Two items caught my eye today. The first, Xcel plans backup fee for solar, demonstrates how out-of-touch and greedy Xcel continues to be. Xcel wants to charge their customers who have solar panels to provide electricity when they demand more than what their solar systems provide. Those customers are already hooked up to the grid, of course, which immediately raises the question, “Why?!”. Here are the details:
Xcel is proposing a 2.6 cents per kilowatt hour fee to provide electricity from the grid. That fee would be tacked onto the electricity rate that Xcel charges every customer. So those with solar panels would be charged more per kilowatt hour than those without solar panels. That’s also on top of the $7 or $8 “service fee” that Xcel charges to cover meter reading and billing. The only spot of good news from this proposal is that existing solar customers would be grandfathered in – not subject to Xcel’s new fees.

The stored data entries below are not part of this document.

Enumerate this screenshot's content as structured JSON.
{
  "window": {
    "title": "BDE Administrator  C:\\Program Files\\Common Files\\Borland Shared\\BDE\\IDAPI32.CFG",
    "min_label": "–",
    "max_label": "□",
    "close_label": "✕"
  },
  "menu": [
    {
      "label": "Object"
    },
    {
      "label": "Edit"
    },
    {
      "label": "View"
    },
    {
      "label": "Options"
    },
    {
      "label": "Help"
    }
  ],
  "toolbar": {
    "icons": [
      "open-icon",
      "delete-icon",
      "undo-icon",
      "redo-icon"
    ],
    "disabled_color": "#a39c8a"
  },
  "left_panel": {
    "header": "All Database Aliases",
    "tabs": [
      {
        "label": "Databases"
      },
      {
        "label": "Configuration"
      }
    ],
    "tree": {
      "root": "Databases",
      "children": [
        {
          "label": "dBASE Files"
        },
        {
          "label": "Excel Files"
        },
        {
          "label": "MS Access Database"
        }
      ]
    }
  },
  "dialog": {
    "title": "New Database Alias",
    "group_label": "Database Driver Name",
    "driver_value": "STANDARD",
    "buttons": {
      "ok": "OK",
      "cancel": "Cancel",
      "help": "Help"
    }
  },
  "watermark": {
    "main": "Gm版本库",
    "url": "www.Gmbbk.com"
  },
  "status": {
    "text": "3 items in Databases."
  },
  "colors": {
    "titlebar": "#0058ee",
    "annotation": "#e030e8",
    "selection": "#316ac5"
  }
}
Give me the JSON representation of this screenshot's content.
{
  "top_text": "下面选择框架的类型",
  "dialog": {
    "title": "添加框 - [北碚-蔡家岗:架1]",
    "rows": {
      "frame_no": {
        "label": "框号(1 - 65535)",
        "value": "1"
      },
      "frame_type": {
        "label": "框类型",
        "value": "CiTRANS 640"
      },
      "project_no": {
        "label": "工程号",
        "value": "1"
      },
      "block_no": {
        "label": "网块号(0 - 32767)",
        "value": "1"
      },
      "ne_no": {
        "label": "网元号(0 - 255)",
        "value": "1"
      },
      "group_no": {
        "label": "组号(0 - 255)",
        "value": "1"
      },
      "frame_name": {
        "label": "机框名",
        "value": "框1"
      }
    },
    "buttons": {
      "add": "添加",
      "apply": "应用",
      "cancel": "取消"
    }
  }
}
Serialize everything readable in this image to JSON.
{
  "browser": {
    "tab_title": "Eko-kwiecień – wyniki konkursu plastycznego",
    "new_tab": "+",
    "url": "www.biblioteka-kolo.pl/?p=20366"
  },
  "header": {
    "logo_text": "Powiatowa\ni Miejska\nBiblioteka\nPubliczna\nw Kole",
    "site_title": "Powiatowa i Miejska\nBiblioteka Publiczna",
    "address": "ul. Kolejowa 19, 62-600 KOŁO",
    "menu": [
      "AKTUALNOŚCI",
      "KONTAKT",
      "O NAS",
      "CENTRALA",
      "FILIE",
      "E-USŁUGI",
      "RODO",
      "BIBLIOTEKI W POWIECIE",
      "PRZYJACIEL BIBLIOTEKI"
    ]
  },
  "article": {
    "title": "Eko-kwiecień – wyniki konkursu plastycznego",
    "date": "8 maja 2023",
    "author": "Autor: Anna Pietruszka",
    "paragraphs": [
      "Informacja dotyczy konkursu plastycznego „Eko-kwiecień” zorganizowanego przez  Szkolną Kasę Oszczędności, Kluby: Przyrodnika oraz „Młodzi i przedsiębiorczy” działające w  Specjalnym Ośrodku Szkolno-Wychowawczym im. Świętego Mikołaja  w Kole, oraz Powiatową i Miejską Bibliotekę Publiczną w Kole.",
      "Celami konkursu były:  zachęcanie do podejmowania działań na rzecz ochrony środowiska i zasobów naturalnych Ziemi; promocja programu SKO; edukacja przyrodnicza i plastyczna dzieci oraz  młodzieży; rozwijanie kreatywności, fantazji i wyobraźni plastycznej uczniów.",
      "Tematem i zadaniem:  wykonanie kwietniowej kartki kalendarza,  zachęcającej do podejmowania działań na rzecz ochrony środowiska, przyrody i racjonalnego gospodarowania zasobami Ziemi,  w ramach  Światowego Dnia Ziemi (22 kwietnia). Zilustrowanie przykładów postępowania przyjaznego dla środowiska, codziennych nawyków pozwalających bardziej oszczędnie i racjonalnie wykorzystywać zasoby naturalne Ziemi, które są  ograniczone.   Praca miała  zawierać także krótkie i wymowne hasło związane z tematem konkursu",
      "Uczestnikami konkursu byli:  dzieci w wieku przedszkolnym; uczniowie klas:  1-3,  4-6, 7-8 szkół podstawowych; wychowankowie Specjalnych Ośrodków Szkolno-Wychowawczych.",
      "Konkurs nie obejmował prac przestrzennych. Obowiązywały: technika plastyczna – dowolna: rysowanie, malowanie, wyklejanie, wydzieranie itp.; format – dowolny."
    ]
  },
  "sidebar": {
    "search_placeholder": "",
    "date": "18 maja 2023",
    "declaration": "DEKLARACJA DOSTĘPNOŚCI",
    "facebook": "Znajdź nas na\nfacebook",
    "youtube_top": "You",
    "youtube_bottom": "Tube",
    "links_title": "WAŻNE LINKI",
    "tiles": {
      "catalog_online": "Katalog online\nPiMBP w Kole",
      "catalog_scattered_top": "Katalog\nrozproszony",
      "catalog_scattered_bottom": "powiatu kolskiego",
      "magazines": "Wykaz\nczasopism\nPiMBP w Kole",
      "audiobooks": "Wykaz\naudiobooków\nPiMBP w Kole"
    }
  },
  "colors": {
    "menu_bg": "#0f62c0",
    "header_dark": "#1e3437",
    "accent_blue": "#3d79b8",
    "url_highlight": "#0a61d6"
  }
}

If a person’s house is already hooked up to the grid and has been drawing power from dirty energy for any length of time, what justification could Xcel have to charge that person more per kilowatt hour if they install clean energy and reduce overall demand from our antiquated and overused energy transmission system? Moreover, solar panels can easily generate more power than an owner uses while collecting the energy. Customers are credited for that excess energy because it is used by the rest of Xcel’s grid. Thus, Xcel’s transmission and generation costs are actually lowered by these customers. So future customers will be penalized for that service? Do Xcel customer’s have the ability to go to the PUC and demand that the energy they sell to Xcel should match the highest rate they have to pay Xcel? If they don’t, then energy producers don’t have equitable access to the energy market, do they.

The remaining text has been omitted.